Jürgen Domian: Richtig, und für mich ist es das sehr attraktiv, weil ich nach ungefähr 22.000 Telefon-Interviews meine Gäste endlich sehen kann (lacht)! Ansonsten ist es wie früher: Ich kenne im Vorfeld weder die Gäste noch die Themen, die sie nacheinander mitbringen. Die Gäste werden nicht recherchiert, sondern melden sich bei uns, wenn sie gerne mit mir sprechen möchten. „Domian live“ ist eine behutsame Weiterentwicklung der Nachtsendung. Es soll über alles gesprochen werden können, ohne Tabus.

WDR

Es ist ja schon ein Unterschied, ob man sich anonym am Telefon meldet oder von einer Fernsehkamera gezeigt wird. Gehen denn Menschen mit vielleicht hochdramatischen Themen auch vor die Kamera?

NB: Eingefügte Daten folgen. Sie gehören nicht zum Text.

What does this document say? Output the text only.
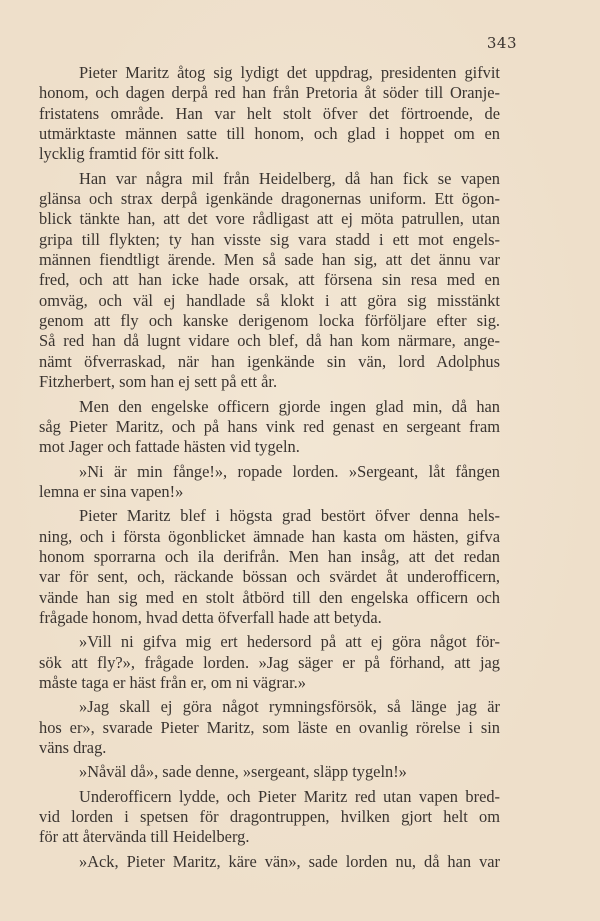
343

Pieter Maritz åtog sig lydigt det uppdrag, presidenten gifvit
honom, och dagen derpå red han från Pretoria åt söder till Oranje-
fristatens område. Han var helt stolt öfver det förtroende, de
utmärktaste männen satte till honom, och glad i hoppet om en
lycklig framtid för sitt folk.

Han var några mil från Heidelberg, då han fick se vapen
glänsa och strax derpå igenkände dragonernas uniform. Ett ögon-
blick tänkte han, att det vore rådligast att ej möta patrullen, utan
gripa till flykten; ty han visste sig vara stadd i ett mot engels-
männen fiendtligt ärende. Men så sade han sig, att det ännu var
fred, och att han icke hade orsak, att försena sin resa med en
omväg, och väl ej handlade så klokt i att göra sig misstänkt
genom att fly och kanske derigenom locka förföljare efter sig.
Så red han då lugnt vidare och blef, då han kom närmare, ange-
nämt öfverraskad, när han igenkände sin vän, lord Adolphus
Fitzherbert, som han ej sett på ett år.

Men den engelske officern gjorde ingen glad min, då han
såg Pieter Maritz, och på hans vink red genast en sergeant fram
mot Jager och fattade hästen vid tygeln.

»Ni är min fånge!», ropade lorden. »Sergeant, låt fången
lemna er sina vapen!»

Pieter Maritz blef i högsta grad bestört öfver denna hels-
ning, och i första ögonblicket ämnade han kasta om hästen, gifva
honom sporrarna och ila derifrån. Men han insåg, att det redan
var för sent, och, räckande bössan och svärdet åt underofficern,
vände han sig med en stolt åtbörd till den engelska officern och
frågade honom, hvad detta öfverfall hade att betyda.

»Vill ni gifva mig ert hedersord på att ej göra något för-
sök att fly?», frågade lorden. »Jag säger er på förhand, att jag
måste taga er häst från er, om ni vägrar.»

»Jag skall ej göra något rymningsförsök, så länge jag är
hos er», svarade Pieter Maritz, som läste en ovanlig rörelse i sin
väns drag.

»Nåväl då», sade denne, »sergeant, släpp tygeln!»

Underofficern lydde, och Pieter Maritz red utan vapen bred-
vid lorden i spetsen för dragontruppen, hvilken gjort helt om
för att återvända till Heidelberg.

»Ack, Pieter Maritz, käre vän», sade lorden nu, då han var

Jürgen Domian: Ich glaube, dass 85 Prozent der Leute, die sich in der Nacht geäußert haben, auch vor eine Kamera gehen. Diese Erfahrung haben wir schon vor rund 20 Jahren gemacht, als es mal eine „Domian“-Spezialsendung live am Rudolfplatz in Köln gab, bei der man nicht anrufen, sondern vorbeikommen konnte. Das Experiment ist mir in sehr positiver Erinnerung geblieben und das Konzept haben wir nie aus den Augen verloren. Ich freue mich, dass wir es jetzt umsetzen können. Und das sogar live.

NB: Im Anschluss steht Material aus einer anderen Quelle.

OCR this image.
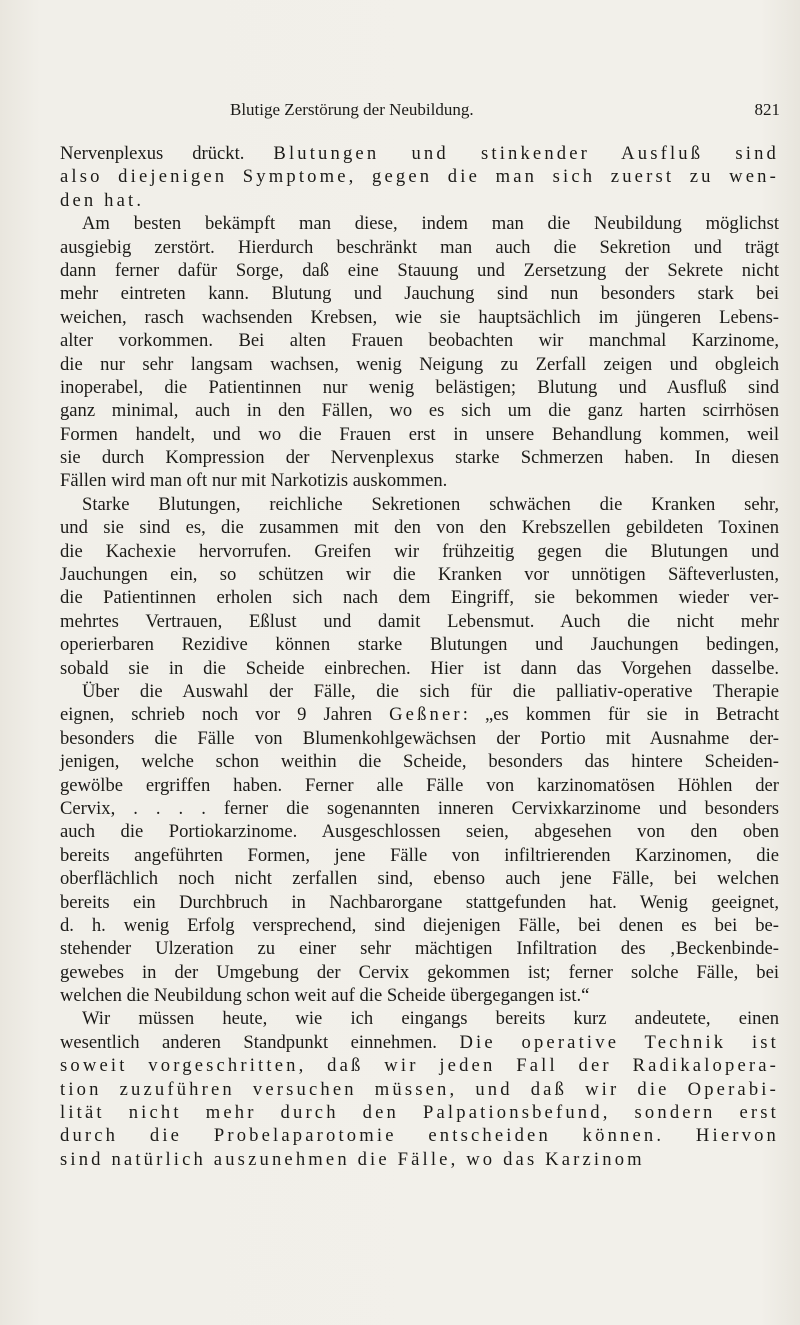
Blutige Zerstörung der Neubildung.	821
Nervenplexus drückt. Blutungen und stinkender Ausfluß sind
also diejenigen Symptome, gegen die man sich zuerst zu wen-
den hat.
Am besten bekämpft man diese, indem man die Neubildung möglichst
ausgiebig zerstört. Hierdurch beschränkt man auch die Sekretion und trägt
dann ferner dafür Sorge, daß eine Stauung und Zersetzung der Sekrete nicht
mehr eintreten kann. Blutung und Jauchung sind nun besonders stark bei
weichen, rasch wachsenden Krebsen, wie sie hauptsächlich im jüngeren Lebens-
alter vorkommen. Bei alten Frauen beobachten wir manchmal Karzinome,
die nur sehr langsam wachsen, wenig Neigung zu Zerfall zeigen und obgleich
inoperabel, die Patientinnen nur wenig belästigen; Blutung und Ausfluß sind
ganz minimal, auch in den Fällen, wo es sich um die ganz harten scirrhösen
Formen handelt, und wo die Frauen erst in unsere Behandlung kommen, weil
sie durch Kompression der Nervenplexus starke Schmerzen haben. In diesen
Fällen wird man oft nur mit Narkotizis auskommen.
Starke Blutungen, reichliche Sekretionen schwächen die Kranken sehr,
und sie sind es, die zusammen mit den von den Krebszellen gebildeten Toxinen
die Kachexie hervorrufen. Greifen wir frühzeitig gegen die Blutungen und
Jauchungen ein, so schützen wir die Kranken vor unnötigen Säfteverlusten,
die Patientinnen erholen sich nach dem Eingriff, sie bekommen wieder ver-
mehrtes Vertrauen, Eßlust und damit Lebensmut. Auch die nicht mehr
operierbaren Rezidive können starke Blutungen und Jauchungen bedingen,
sobald sie in die Scheide einbrechen. Hier ist dann das Vorgehen dasselbe.
Über die Auswahl der Fälle, die sich für die palliativ-operative Therapie
eignen, schrieb noch vor 9 Jahren Geßner: „es kommen für sie in Betracht
besonders die Fälle von Blumenkohlgewächsen der Portio mit Ausnahme der-
jenigen, welche schon weithin die Scheide, besonders das hintere Scheiden-
gewölbe ergriffen haben. Ferner alle Fälle von karzinomatösen Höhlen der
Cervix, . . . . ferner die sogenannten inneren Cervixkarzinome und besonders
auch die Portiokarzinome. Ausgeschlossen seien, abgesehen von den oben
bereits angeführten Formen, jene Fälle von infiltrierenden Karzinomen, die
oberflächlich noch nicht zerfallen sind, ebenso auch jene Fälle, bei welchen
bereits ein Durchbruch in Nachbarorgane stattgefunden hat. Wenig geeignet,
d. h. wenig Erfolg versprechend, sind diejenigen Fälle, bei denen es bei be-
stehender Ulzeration zu einer sehr mächtigen Infiltration des ‚Beckenbinde-
gewebes in der Umgebung der Cervix gekommen ist; ferner solche Fälle, bei
welchen die Neubildung schon weit auf die Scheide übergegangen ist.“
Wir müssen heute, wie ich eingangs bereits kurz andeutete, einen
wesentlich anderen Standpunkt einnehmen. Die operative Technik ist
soweit vorgeschritten, daß wir jeden Fall der Radikalopera-
tion zuzuführen versuchen müssen, und daß wir die Operabi-
lität nicht mehr durch den Palpationsbefund, sondern erst
durch die Probelaparotomie entscheiden können. Hiervon
sind natürlich auszunehmen die Fälle, wo das Karzinom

Und es kann wirklich über alles gesprochen werden?

Jürgen Domian: Wir schränken den Leitsatz „mit allen über alles reden“ an einer einzigen Stelle ein. Wir werden keinen Gast der Gefahr aussetzen, dass am nächsten Tag die Leute über ihn herfallen. Beispiel: In meinem Night-Talk habe ich mehrfach mit pädophil veranlagten Männern geredet, die sich selbstkritisch gesehen haben und an ihrer Veranlagung litten. Das würde ich im Fernsehen nicht tun. Denn ich möchte nicht wissen, was passiert, wenn so ein Mann anderntags durch Köln oder Essen spaziert und erkannt wird. Da setzt unsere Verantwortung ein, dass wir die Menschen vor sich selbst schützen.

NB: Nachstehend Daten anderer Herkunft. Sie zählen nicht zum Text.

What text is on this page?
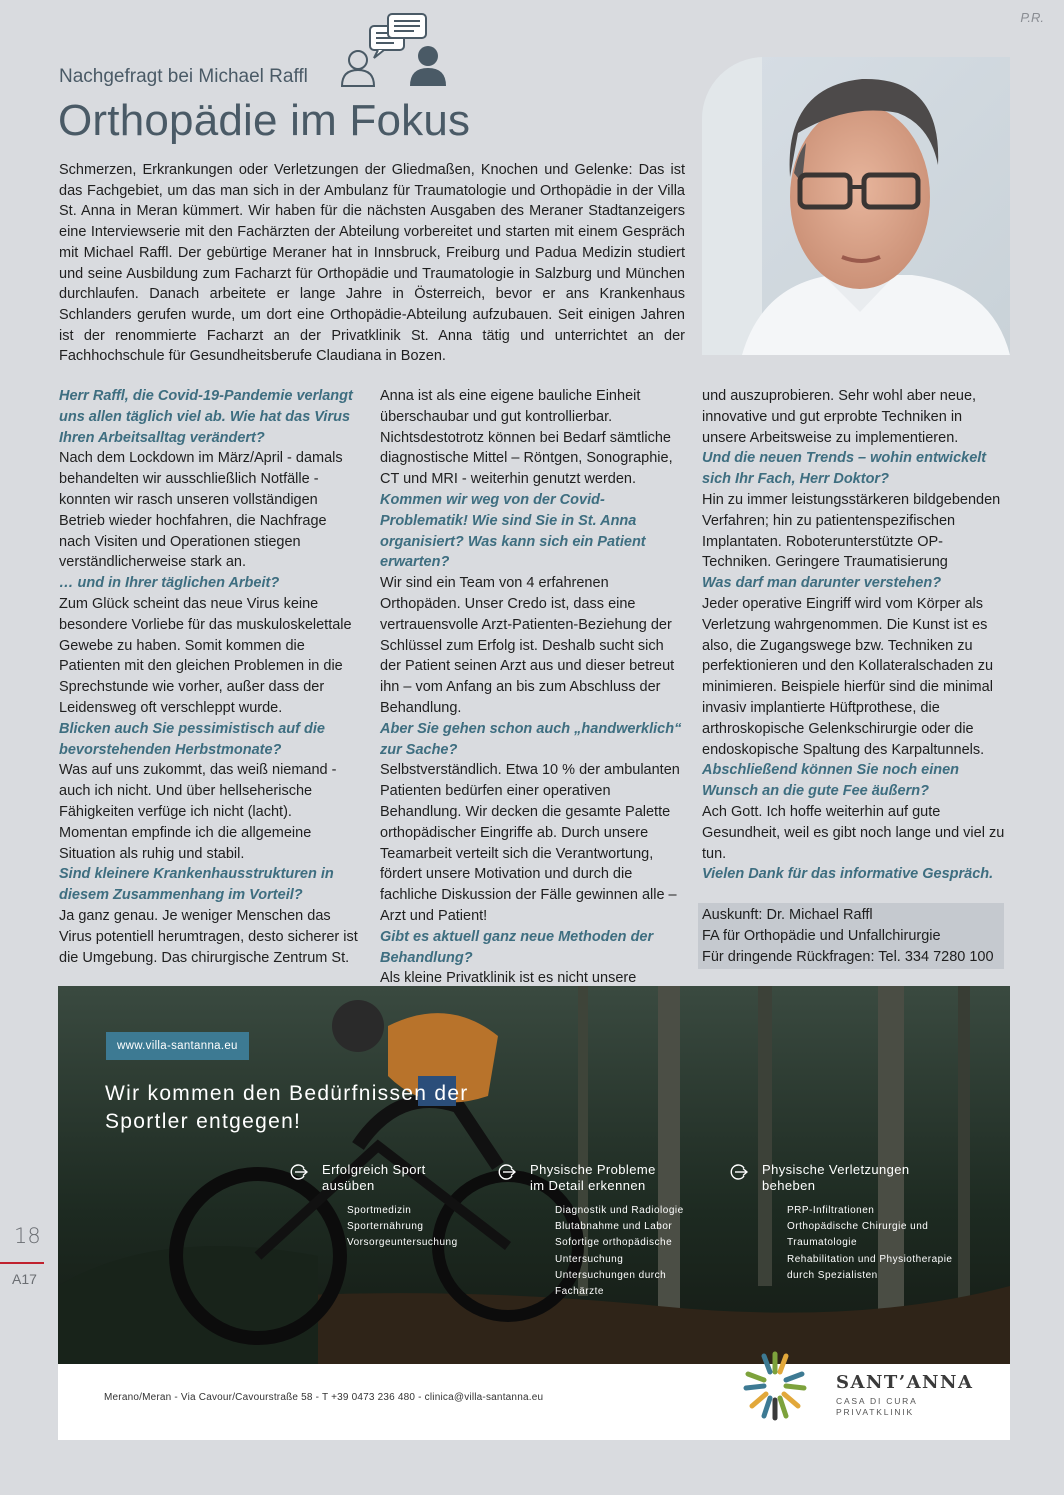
P.R.
Nachgefragt bei Michael Raffl
Orthopädie im Fokus
Schmerzen, Erkrankungen oder Verletzungen der Gliedmaßen, Knochen und Gelenke: Das ist das Fachgebiet, um das man sich in der Ambulanz für Traumatologie und Orthopädie in der Villa St. Anna in Meran kümmert. Wir haben für die nächsten Ausgaben des Meraner Stadtanzeigers eine Interviewserie mit den Fachärzten der Abteilung vorbereitet und starten mit einem Gespräch mit Michael Raffl. Der gebürtige Meraner hat in Innsbruck, Freiburg und Padua Medizin studiert und seine Ausbildung zum Facharzt für Orthopädie und Traumatologie in Salzburg und München durchlaufen. Danach arbeitete er lange Jahre in Österreich, bevor er ans Krankenhaus Schlanders gerufen wurde, um dort eine Orthopädie-Abteilung aufzubauen. Seit einigen Jahren ist der renommierte Facharzt an der Privatklinik St. Anna tätig und unterrichtet an der Fachhochschule für Gesundheitsberufe Claudiana in Bozen.

Herr Raffl, die Covid-19-Pandemie verlangt uns allen täglich viel ab. Wie hat das Virus Ihren Arbeitsalltag verändert?

Nach dem Lockdown im März/April - damals behandelten wir ausschließlich Notfälle - konnten wir rasch unseren vollständigen Betrieb wieder hochfahren, die Nachfrage nach Visiten und Operationen stiegen verständlicherweise stark an.

… und in Ihrer täglichen Arbeit?

Zum Glück scheint das neue Virus keine besondere Vorliebe für das muskuloskelettale Gewebe zu haben. Somit kommen die Patienten mit den gleichen Problemen in die Sprechstunde wie vorher, außer dass der Leidensweg oft verschleppt wurde.

Blicken auch Sie pessimistisch auf die bevorstehenden Herbstmonate?

Was auf uns zukommt, das weiß niemand - auch ich nicht. Und über hellseherische Fähigkeiten verfüge ich nicht (lacht). Momentan empfinde ich die allgemeine Situation als ruhig und stabil.

Sind kleinere Krankenhausstrukturen in diesem Zusammenhang im Vorteil?

Ja ganz genau. Je weniger Menschen das Virus potentiell herumtragen, desto sicherer ist die Umgebung. Das chirurgische Zentrum St.

Anna ist als eine eigene bauliche Einheit überschaubar und gut kontrollierbar. Nichtsdestotrotz können bei Bedarf sämtliche diagnostische Mittel – Röntgen, Sonographie, CT und MRI - weiterhin genutzt werden.

Kommen wir weg von der Covid-Problematik! Wie sind Sie in St. Anna organisiert? Was kann sich ein Patient erwarten?

Wir sind ein Team von 4 erfahrenen Orthopäden. Unser Credo ist, dass eine vertrauensvolle Arzt-Patienten-Beziehung der Schlüssel zum Erfolg ist. Deshalb sucht sich der Patient seinen Arzt aus und dieser betreut ihn – vom Anfang an bis zum Abschluss der Behandlung.

Aber Sie gehen schon auch „handwerklich“ zur Sache?

Selbstverständlich. Etwa 10 % der ambulanten Patienten bedürfen einer operativen Behandlung. Wir decken die gesamte Palette orthopädischer Eingriffe ab. Durch unsere Teamarbeit verteilt sich die Verantwortung, fördert unsere Motivation und durch die fachliche Diskussion der Fälle gewinnen alle – Arzt und Patient!

Gibt es aktuell ganz neue Methoden der Behandlung?

Als kleine Privatklinik ist es nicht unsere

und auszuprobieren. Sehr wohl aber neue, innovative und gut erprobte Techniken in unsere Arbeitsweise zu implementieren.

Und die neuen Trends – wohin entwickelt sich Ihr Fach, Herr Doktor?

Hin zu immer leistungsstärkeren bildgebenden Verfahren; hin zu patientenspezifischen Implantaten. Roboterunterstützte OP- Techniken. Geringere Traumatisierung

Was darf man darunter verstehen?

Jeder operative Eingriff wird vom Körper als Verletzung wahrgenommen. Die Kunst ist es also, die Zugangswege bzw. Techniken zu perfektionieren und den Kollateralschaden zu minimieren. Beispiele hierfür sind die minimal invasiv implantierte Hüftprothese, die arthroskopische Gelenkschirurgie oder die endoskopische Spaltung des Karpaltunnels.

Abschließend können Sie noch einen Wunsch an die gute Fee äußern?

Ach Gott. Ich hoffe weiterhin auf gute Gesundheit, weil es gibt noch lange und viel zu tun.

Vielen Dank für das informative Gespräch.

Auskunft: Dr. Michael Raffl
FA für Orthopädie und Unfallchirurgie
Für dringende Rückfragen: Tel. 334 7280 100
18
A17
www.villa-santanna.eu
Wir kommen den Bedürfnissen der Sportler entgegen!
Erfolgreich Sport
ausüben
Sportmedizin
Sporternährung
Vorsorgeuntersuchung
Physische Probleme
im Detail erkennen
Diagnostik und Radiologie
Blutabnahme und Labor
Sofortige orthopädische Untersuchung
Untersuchungen durch Fachärzte
Physische Verletzungen
beheben
PRP-Infiltrationen
Orthopädische Chirurgie und Traumatologie
Rehabilitation und Physiotherapie durch Spezialisten
Merano/Meran - Via Cavour/Cavourstraße 58 - T +39 0473 236 480 - clinica@villa-santanna.eu
SANT’ANNA
CASA DI CURA
PRIVATKLINIK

Ist es ausgeschlossen, dass es in Ihrer neuen Sendung auch – wie früher – Telefongespräche geben wird?

Jürgen Domian: Nein, ausgeschlossen ist das überhaupt nicht. Wenn etwas ganz aktuell passiert, kann man auch das mal als mögliche zusätzliche Variante machen. Die Sendung ist generell eine Experimentierfläche, in der wir alles Mögliche ausprobieren wollen, zum Beispiel könnten auch Gesprächsteilnehmer via Skype oder FaceTime zugeschaltet werden. Alle wollen immer, dass man experimentiert in den Medien – wir machen’s!